Many diseases are likely the effects of smoothly continuous traits. As Falconer pointed out, for most cases the trait is not the disease, but the likelihood of developing it (perhaps interacting with other genetic or environmental factors). Also, just because we have defined a cluster of symptoms as a (singular) disease does not mean that there are not multiple etiologies, another confound for GWAS. Think autism, which is likely a result of many possible perturbations of development that result in the same effect on circuit architecture. I always feel like GWAS rest on naively simplistic assumptions about the relationships between genotype and phenotype.
The best justification for why we should actually be surprised by "common disease common variant" was in a talk Andy Clark gave not long ago talking about super deep sampling (1,000s of individuals) of human variation. Anyway, one upshot was that with the relatively recent human population expansion from the ancestral size to the current ~6.5 Billion (or whatever), there is a fairly large tree that is very sparse for most of the history and it is crazily bushy only very recently. If you're thinking from a coalescent perspective and randomly throwing down mutations, most of those mutations will land in the bushy area and only a few will land in the sparse older branches.
So, most variants will be low frequency and will have a very recent coalescence time. In order to have a lot of "common disease/common variant" examples, you'd have to imagine a very orderly disease (disease A is caused by amino acid i being substituted for amino acid j at position k in peptide X, and in no other way, for one cartoon example). And even so, it would only be identical by state, not ibd. Perhaps this could be caused by hypermutable sites that cause a lot of convergence or whatever.
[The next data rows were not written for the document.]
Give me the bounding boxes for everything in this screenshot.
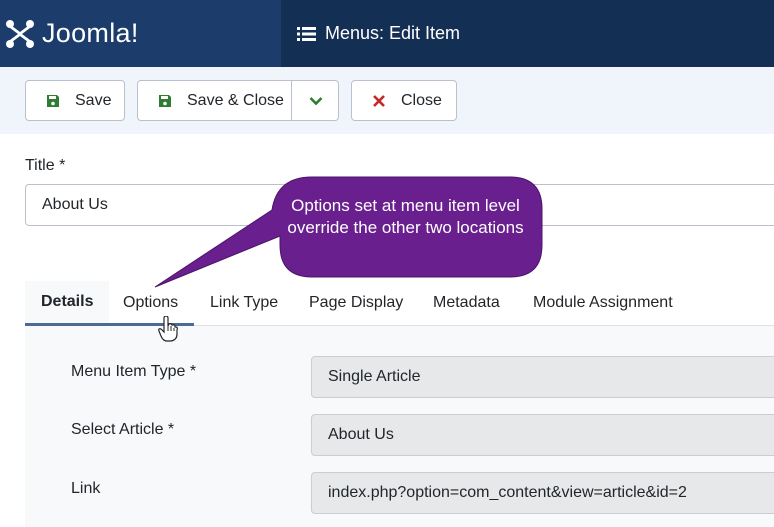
tab-metadata[interactable]: Metadata [433, 281, 500, 325]
joomla-logo[interactable]: Joomla! [0, 0, 281, 67]
close-button-label: Close [401, 91, 442, 109]
toolbar: Save Save & Close Close [0, 67, 774, 134]
tab-page-display[interactable]: Page Display [309, 281, 403, 325]
tab-details[interactable]: Details [25, 281, 110, 326]
title-label: Title * [25, 157, 66, 174]
page-title-container: Menus: Edit Item [297, 0, 460, 67]
page-title: Menus: Edit Item [325, 23, 461, 43]
hand-cursor-icon [158, 316, 178, 342]
menu-item-type-label: Menu Item Type * [71, 363, 197, 380]
brand-name: Joomla! [42, 18, 139, 48]
save-close-button-label: Save & Close [187, 91, 284, 109]
select-article-field[interactable]: About Us [311, 414, 774, 456]
joomla-logo-icon [6, 19, 34, 48]
app-header: Joomla! Menus: Edit Item [0, 0, 774, 67]
tab-bar: Details Options Link Type Page Display M… [25, 281, 774, 326]
menu-item-type-field[interactable]: Single Article [311, 356, 774, 398]
save-icon [159, 94, 171, 107]
close-button[interactable]: Close [351, 80, 457, 121]
link-field[interactable]: index.php?option=com_content&view=articl… [311, 472, 774, 514]
callout-text: Options set at menu item level override … [287, 196, 524, 237]
chevron-down-icon [309, 96, 322, 105]
save-button-label: Save [75, 91, 112, 109]
save-button[interactable]: Save [25, 80, 125, 121]
save-icon [47, 94, 59, 107]
tab-module-assignment[interactable]: Module Assignment [533, 281, 673, 325]
close-icon [373, 94, 385, 107]
list-icon [297, 26, 316, 41]
tab-link-type[interactable]: Link Type [210, 281, 278, 325]
link-label: Link [71, 480, 101, 497]
save-options-dropdown-toggle[interactable] [291, 80, 339, 121]
select-article-label: Select Article * [71, 421, 175, 438]
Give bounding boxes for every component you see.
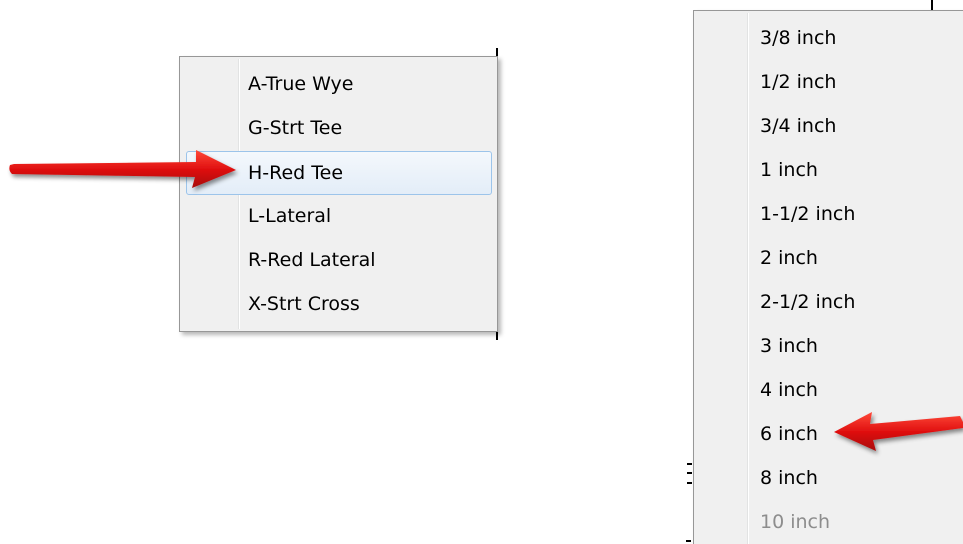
menu-item-3-inch[interactable]: 3 inch <box>698 325 963 369</box>
menu-item-label: 1 inch <box>760 159 818 181</box>
window-edge-mark <box>687 482 692 484</box>
screenshot-stage: A-True Wye G-Strt Tee H-Red Tee L-Latera… <box>0 0 963 544</box>
menu-item-8-inch[interactable]: 8 inch <box>698 457 963 501</box>
menu-item-label: 3/8 inch <box>760 27 837 49</box>
menu-item-1-2-inch[interactable]: 1/2 inch <box>698 61 963 105</box>
menu-item-a-true-wye[interactable]: A-True Wye <box>186 63 492 107</box>
menu-item-label: 3 inch <box>760 335 818 357</box>
menu-item-r-red-lateral[interactable]: R-Red Lateral <box>186 239 492 283</box>
menu-item-label: G-Strt Tee <box>248 117 343 139</box>
window-edge-mark <box>686 540 691 542</box>
menu-item-l-lateral[interactable]: L-Lateral <box>186 195 492 239</box>
menu-item-2-inch[interactable]: 2 inch <box>698 237 963 281</box>
menu-item-label: 3/4 inch <box>760 115 837 137</box>
menu-item-label: A-True Wye <box>248 73 354 95</box>
menu-item-label: 6 inch <box>760 423 818 445</box>
menu-item-label: 2-1/2 inch <box>760 291 856 313</box>
menu-item-label: 1-1/2 inch <box>760 203 856 225</box>
left-annotation-arrow-icon <box>9 150 237 188</box>
menu-item-1-1-2-inch[interactable]: 1-1/2 inch <box>698 193 963 237</box>
menu-item-label: 2 inch <box>760 247 818 269</box>
menu-item-label: R-Red Lateral <box>248 249 376 271</box>
window-edge-mark <box>931 0 933 10</box>
menu-item-1-inch[interactable]: 1 inch <box>698 149 963 193</box>
menu-item-x-strt-cross[interactable]: X-Strt Cross <box>186 283 492 327</box>
menu-item-3-4-inch[interactable]: 3/4 inch <box>698 105 963 149</box>
menu-item-label: L-Lateral <box>248 205 332 227</box>
menu-item-3-8-inch[interactable]: 3/8 inch <box>698 17 963 61</box>
menu-item-label: 10 inch <box>760 511 831 533</box>
menu-item-2-1-2-inch[interactable]: 2-1/2 inch <box>698 281 963 325</box>
window-edge-mark <box>687 472 692 474</box>
menu-item-label: 4 inch <box>760 379 818 401</box>
menu-item-label: X-Strt Cross <box>248 293 360 315</box>
menu-item-label: 1/2 inch <box>760 71 837 93</box>
menu-item-10-inch: 10 inch <box>698 501 963 544</box>
menu-item-label: H-Red Tee <box>248 162 344 184</box>
menu-item-label: 8 inch <box>760 467 818 489</box>
pipe-size-context-menu: 3/8 inch 1/2 inch 3/4 inch 1 inch 1-1/2 … <box>693 10 963 544</box>
window-edge-mark <box>687 463 692 465</box>
right-annotation-arrow-icon <box>834 412 963 451</box>
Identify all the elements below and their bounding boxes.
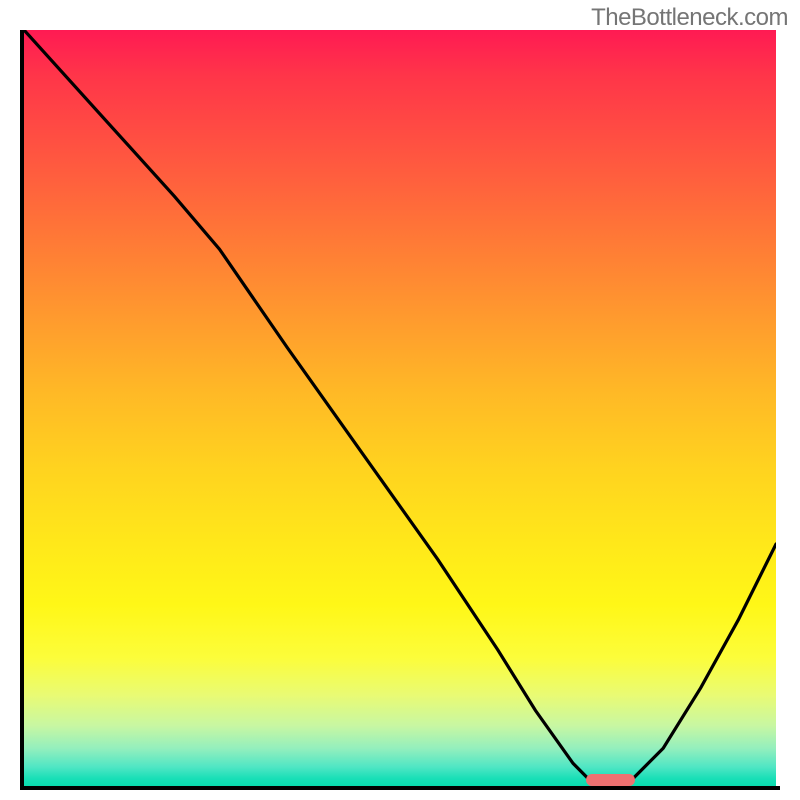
curve-layer: [24, 30, 776, 786]
chart-container: [20, 30, 780, 790]
curve-path: [24, 30, 776, 786]
optimum-marker: [586, 774, 635, 786]
watermark-text: TheBottleneck.com: [591, 4, 788, 32]
plot-area: [24, 30, 776, 786]
y-axis-spine: [20, 30, 24, 790]
x-axis-spine: [20, 786, 780, 790]
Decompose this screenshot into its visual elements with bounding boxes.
Anyway, in reality, we are stuck with tons of diseases like thalassemia which has tons of various mutations which can cause similar symptoms, but some versions are worse than other, depending largely on the nature of the actual indel or substitution that causes it. And many mutations are unique to individuals, as you'd predict if you were thinking about how demography influences when and where segregating sites were dropped down on the coalescent tree.